Это был не мой пациент. За ним смотрел опытный врач, профессор. А я тогда только начал работать. Заходя в палату, я несколько раз видел, как больной сидел, скорчившись от сильных болей, возле батареи. У него гнила грудная клетка, образовались свищи.
«Они его не вылечат», — сказала Вера Иосифовна. И сообщила, что его врач заболел и не пришел на работу. Я подошел к пациенту, предложил кардинально поменять лечение и довериться мне. Он, конечно, мог отказаться. Стоит рядом его ровесник, говорит про новые методы лечения, мало ли чем закончатся эти методы. Но согласился. Я в то время писал диссертацию по гнойной хирургии, много читал, изучал. Не буду вдаваться в подробности, но парень через неделю пошел на поправку.
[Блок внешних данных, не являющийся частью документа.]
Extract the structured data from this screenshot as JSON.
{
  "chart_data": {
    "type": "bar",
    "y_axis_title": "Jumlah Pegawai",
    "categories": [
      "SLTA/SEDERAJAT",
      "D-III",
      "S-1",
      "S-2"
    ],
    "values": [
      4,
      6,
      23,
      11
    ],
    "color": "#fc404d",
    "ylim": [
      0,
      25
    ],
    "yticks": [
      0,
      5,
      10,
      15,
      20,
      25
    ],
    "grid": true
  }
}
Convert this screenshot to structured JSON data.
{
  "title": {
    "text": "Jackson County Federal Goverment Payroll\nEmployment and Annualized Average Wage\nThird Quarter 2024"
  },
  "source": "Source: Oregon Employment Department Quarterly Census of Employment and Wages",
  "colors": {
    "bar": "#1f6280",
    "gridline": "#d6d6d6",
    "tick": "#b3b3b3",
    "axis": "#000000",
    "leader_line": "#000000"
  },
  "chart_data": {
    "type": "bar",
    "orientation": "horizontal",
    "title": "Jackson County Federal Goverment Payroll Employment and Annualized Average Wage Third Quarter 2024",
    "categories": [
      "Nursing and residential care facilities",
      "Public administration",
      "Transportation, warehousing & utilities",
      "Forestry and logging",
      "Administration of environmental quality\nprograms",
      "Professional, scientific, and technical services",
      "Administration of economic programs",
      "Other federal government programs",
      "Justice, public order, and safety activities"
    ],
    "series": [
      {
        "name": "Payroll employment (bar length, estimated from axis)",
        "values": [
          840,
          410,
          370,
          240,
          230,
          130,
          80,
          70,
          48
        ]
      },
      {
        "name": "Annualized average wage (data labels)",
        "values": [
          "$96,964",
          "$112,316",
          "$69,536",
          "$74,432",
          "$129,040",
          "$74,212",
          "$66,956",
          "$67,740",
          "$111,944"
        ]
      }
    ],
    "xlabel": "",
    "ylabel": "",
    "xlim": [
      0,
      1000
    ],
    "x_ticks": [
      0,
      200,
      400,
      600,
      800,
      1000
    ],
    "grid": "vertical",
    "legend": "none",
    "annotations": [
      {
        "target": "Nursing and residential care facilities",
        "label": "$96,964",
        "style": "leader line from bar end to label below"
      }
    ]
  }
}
Вот уже 34 года он один из моих близких друзей.
А вот Веры Иосифовны уже, к сожалению, нет. Интереснейшая была женщина, еще фронтовая медсестра. Поила меня, кормила, заботилась. Она мне на работе была и мамой, и бабушкой, и сообщницей. Да-да, знаете, сколько ног мы тайно спасли от ампутаций? Тайно, потому что нашими методами тогда еще не лечили, не верили в эффективность. Мы рисковали и спасали. Это потом, лет десять спустя, мы получили признание, люди удивлялись: «А ведь оказалось правдой!»
***
Я не оперирую близких людей. Родственников, друзей. Я прошу коллег. Сам рядом стою, ассистирую. Но бывает, приходится. Недавно одноклассник, очень близкий друг, привел маму свою. Оперируй, говорит. «Дорогой ты мой, — отвечаю, — твоя мама — это же моя мама, у меня рука не поднимается, как ты не понимаешь?» Но он все равно заставил.
***
Забочусь ли я о руках? Ну, есть врачи, которые камень лишний раз не поднимут, боясь потерять чувствительность. Но я считаю, что все это ерунда. Вот в тяжелую руку верю — бывает. Иногда бежишь на ор пациента, а там врач — больному: «Чо, потерпеть не можешь?» Я срываюсь: «А чего он должен терпеть, наркоз же есть!» Тот в шоке: «Магомед Курбанович, какой наркоз, я ему просто повязку накладываю». С душой, говорю, тогда накладывай свою повязку. И ухожу.
***
На протяжении многих лет от одного из вылеченных пациентов я каждый Новый год получаю посылку: индейку и мандарины.
***
Когда пациент жаловался нам, что кто-то из врачей вымогал у него деньги, мы собирали совещание и при всех задавали этому врачу вопрос: «Зачем взял?» Потом говорили ему: «Этот человек сейчас стоит за дверью. Иди и верни его деньги, если хочешь и дальше с нами работать». Да, у врачей мизерная зарплата, тяжелая работа, сложный график. Если больной остался доволен работой и решил отблагодарить деньгами и подарками — бери, ничего зазорного в этом нет. Но руку не протягивай. Если у тебя этого нет, он откуда возьмет?
***
Российскому здравоохранению надо понять, что голодный врач не может хорошо работать — он же не камикадзе.
***
Шесть лет я заведовал 90-коечной экстренной хирургией. Такого в мире нет. 90 коек, когда должно быть максимум 30. Как не умер — не знаю.
***
Собственная частная клиника? Вы знаете, сколько стоит оборудование?
***
Я верю в интуицию. В молодости просыпался среди ночи из-за плохих предчувствий и ехал в больницу. Ни разу не ошибся. Сейчас звоню.
***
Люди читают в интернете, что надо лечить грипп жареными тараканами. Им бы посмеяться, но они ловят тараканов и жарят.
***
Встретившись с Богом, я бы сказал ему: «Господин Бог, помогайте, пожалуйста, работающим людям». Но я бы сказал ему на своем языке. Не на арабском. Я же не знаю арабский.